Me di la vuelta al instante, dándole la espalda. No quería mirarlo. No quería que pensara que me importaba. Aunque mi estómago sí se había tensado. Solo un poco.
Sentí sus pasos, pero no los miré. Apreté un poco la taza entre las manos, sin decir una palabra. El piso crujió levemente cuando se detuvo detrás de mí. No tan cerca como para incomodar, pero lo suficiente para que su presencia pesara más que el aire.
—Buenos días —dijo al fin, con voz ronca, sin rastro de burla.
Tardé unos segundos en contestar.
—Buenos días —respondí, igual de neutral.
El silencio volvió por un momento. Y cuando finalmente giré un poco el rostro, lo vi ahí. A mi lado. De pie, también mirando por la ventana. El reflejo de su figura aparecía sobre el vidrio, desordenado, sin camiseta, como si el frío no le afectara.
—¿Tu altavoz ya no funciona? —pregunté, sin mirarlo.
Desde esa noche no lo había vuelto a escuchar. Solo a su guitarra y a veces a su voz.
—Quedó con traumas —respondió él, sin pausa—. Desde que alguien lo amenazó con tirarlo por la ventana.

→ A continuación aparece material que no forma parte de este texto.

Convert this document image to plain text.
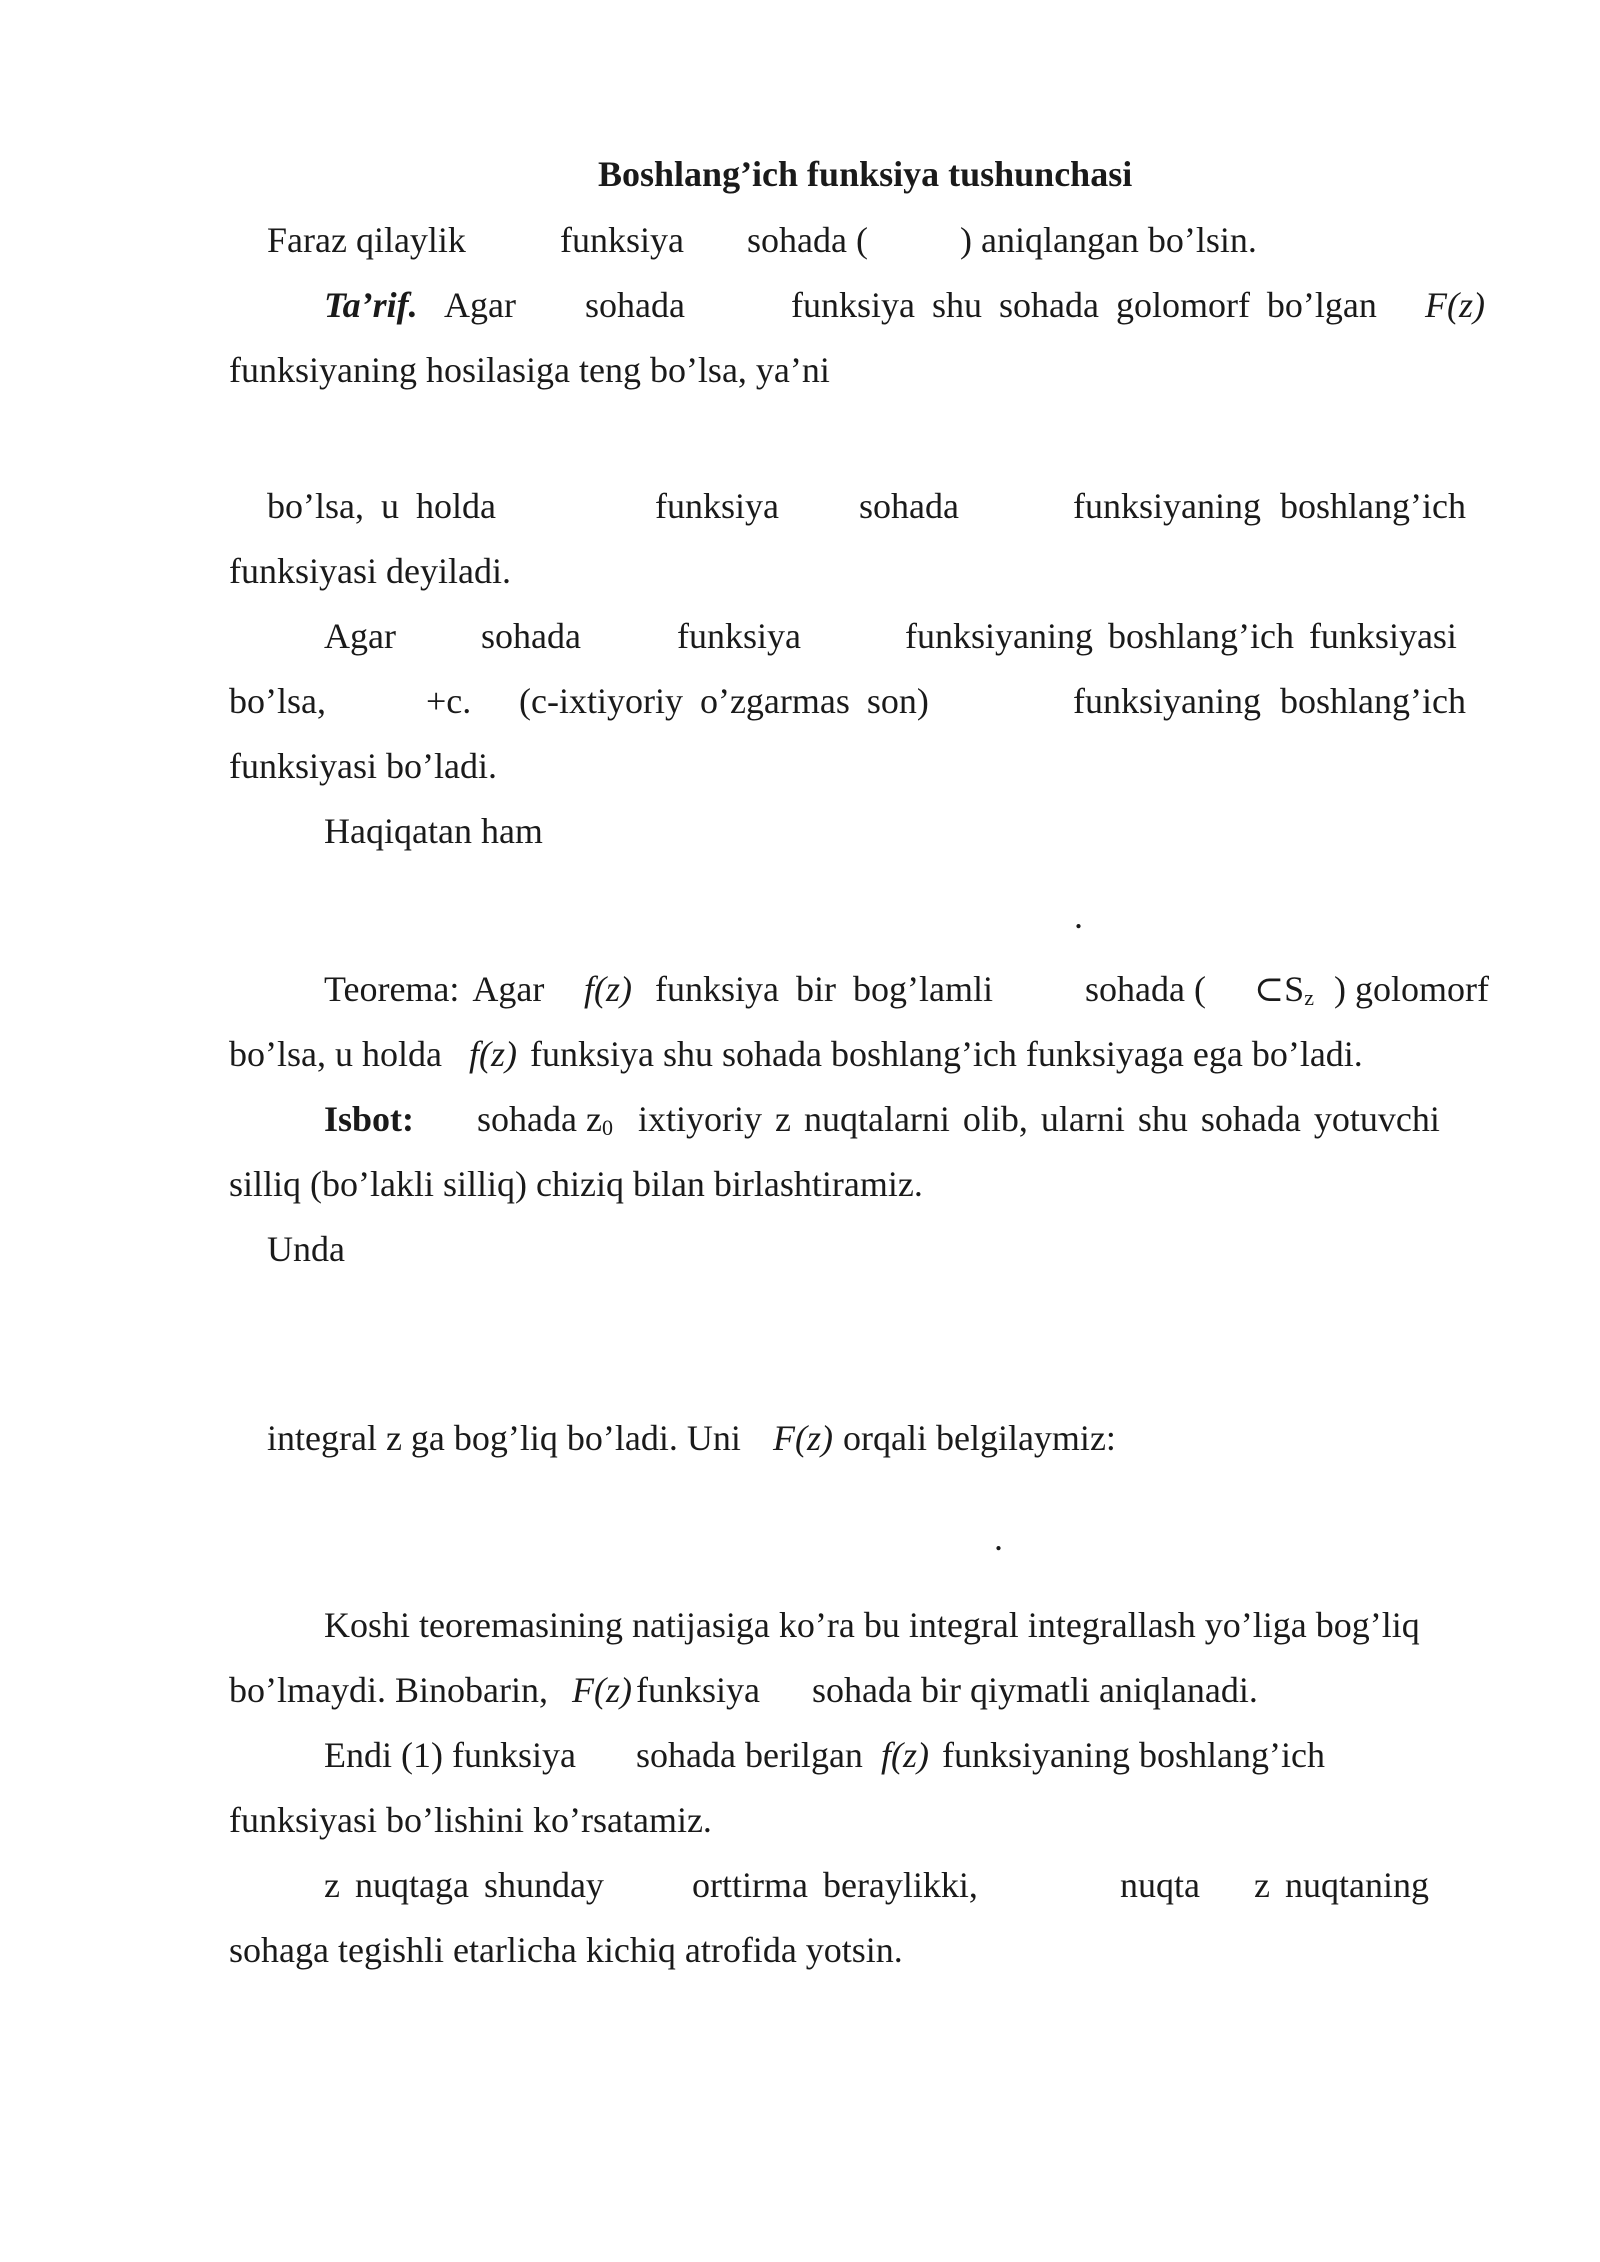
Boshlang’ich funksiya tushunchasi
Faraz qilaylik	funksiya sohada (	) aniqlangan bo’lsin.
Ta’rif. Agar sohada	funksiya shu sohada golomorf bo’lgan F(z)
funksiyaning hosilasiga teng bo’lsa, ya’ni
bo’lsa, u holda	funksiya sohada	funksiyaning boshlang’ich
funksiyasi deyiladi.
Agar sohada	funksiya	funksiyaning boshlang’ich funksiyasi
bo’lsa,	+c. (c-ixtiyoriy o’zgarmas son)	funksiyaning boshlang’ich
funksiyasi bo’ladi.
Haqiqatan ham
.
Teorema: Agar f(z) funksiya bir bog’lamli	sohada ( $\subset S_z$ ) golomorf
bo’lsa, u holda f(z) funksiya shu sohada boshlang’ich funksiyaga ega bo’ladi.
Isbot: sohada $z_0$ ixtiyoriy z nuqtalarni olib, ularni shu sohada yotuvchi
silliq (bo’lakli silliq) chiziq bilan birlashtiramiz.
Unda
integral z ga bog’liq bo’ladi. Uni F(z) orqali belgilaymiz:
.
Koshi teoremasining natijasiga ko’ra bu integral integrallash yo’liga bog’liq
bo’lmaydi. Binobarin, F(z) funksiya sohada bir qiymatli aniqlanadi.
Endi (1) funksiya sohada berilgan f(z) funksiyaning boshlang’ich
funksiyasi bo’lishini ko’rsatamiz.
z nuqtaga shunday orttirma beraylikki,	nuqta z nuqtaning
sohaga tegishli etarlicha kichiq atrofida yotsin.
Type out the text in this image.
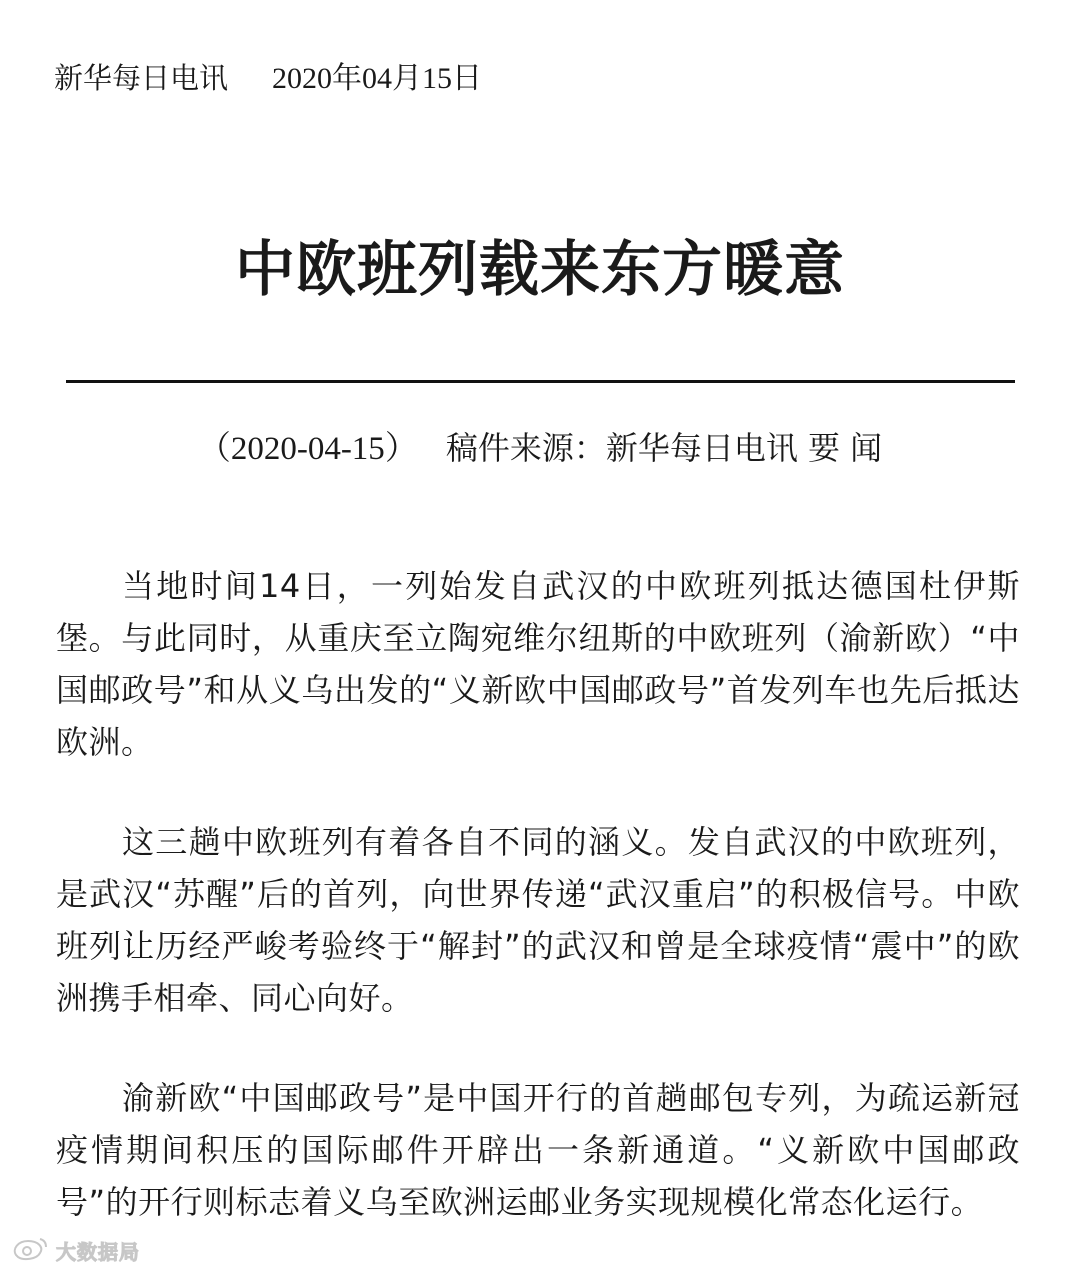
新华每日电讯 2020年04月15日
中欧班列载来东方暖意
（2020-04-15） 稿件来源：新华每日电讯 要 闻

当地时间14日，一列始发自武汉的中欧班列抵达德国杜伊斯堡。与此同时，从重庆至立陶宛维尔纽斯的中欧班列（渝新欧）“中国邮政号”和从义乌出发的“义新欧中国邮政号”首发列车也先后抵达欧洲。

这三趟中欧班列有着各自不同的涵义。发自武汉的中欧班列，是武汉“苏醒”后的首列，向世界传递“武汉重启”的积极信号。中欧班列让历经严峻考验终于“解封”的武汉和曾是全球疫情“震中”的欧洲携手相牵、同心向好。

渝新欧“中国邮政号”是中国开行的首趟邮包专列，为疏运新冠疫情期间积压的国际邮件开辟出一条新通道。“义新欧中国邮政号”的开行则标志着义乌至欧洲运邮业务实现规模化常态化运行。

大数据局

Negué levemente con la cabeza. No por lo que dijo. Sino porque una maldita sonrisa quiso tironearme los labios sin permiso. Mordí mi labio inferior, conteniéndola. Pero cuando volví a girar la vista hacia él, ya me estaba mirando. Y no apartó los ojos, pero yo sí. Di un paso al lado, aumentando la distancia entre nosotros.
—Te vas a resfriar —murmuré, sin disimular del todo la crítica.
La sonrisa volvió a curvarle la boca, ahora más burlona, como si hubiera estado esperando que lo dijera.
—¿Estás preocupada por mí, Selene? —preguntó, con ese tono suyo, bajo, que rozaba el sarcasmo, pero arrastraba una intención más oscura.
—Estoy preocupada porque vivimos en el mismo lugar —repuse, girándome del todo hacia él—. Si uno se enferma, probablemente el otro también termine con fiebre.
Él se rió por lo bajo, ladeando un poco la cabeza mientras daba un paso más.
—¿Eso quiere decir que me vas a cuidar?
—Eso quiere decir que prefiero no tener que hacerlo.
—No suena a un “no” rotundo —dijo, dando otro paso, quedando frente a mí—. Podrías sorprenderme.
—¿Y tú podrías dejar de jugar con todo lo que se mueve? —repliqué, dando un paso hacia atrás.
Él entrecerró los ojos, sin perder esa expresión entre divertida y peligrosa.
—Depende. Algunas cosas no se mueven, pero igual provocan.
Mis labios se entreabrieron un segundo, más por rabia contenida que por otra cosa, pero no respondí de inmediato. Solo lo miré, manteniendo la distancia.
—¿Y siempre provocas por deporte?
—Solo cuando la reacción me intriga.
—Entonces cuidado. A veces lo que provoca también muerde.
Él sonrió. No rápido, no burlón. Una de esas sonrisas que se forman lento, como si realmente estuviera disfrutando la advertencia.
—Me gusta jugar con fuego —murmuró, dando un paso más, tan cerca que tuve que alzar el rostro—. Sobre todo, cuando el incendio parece prometedor.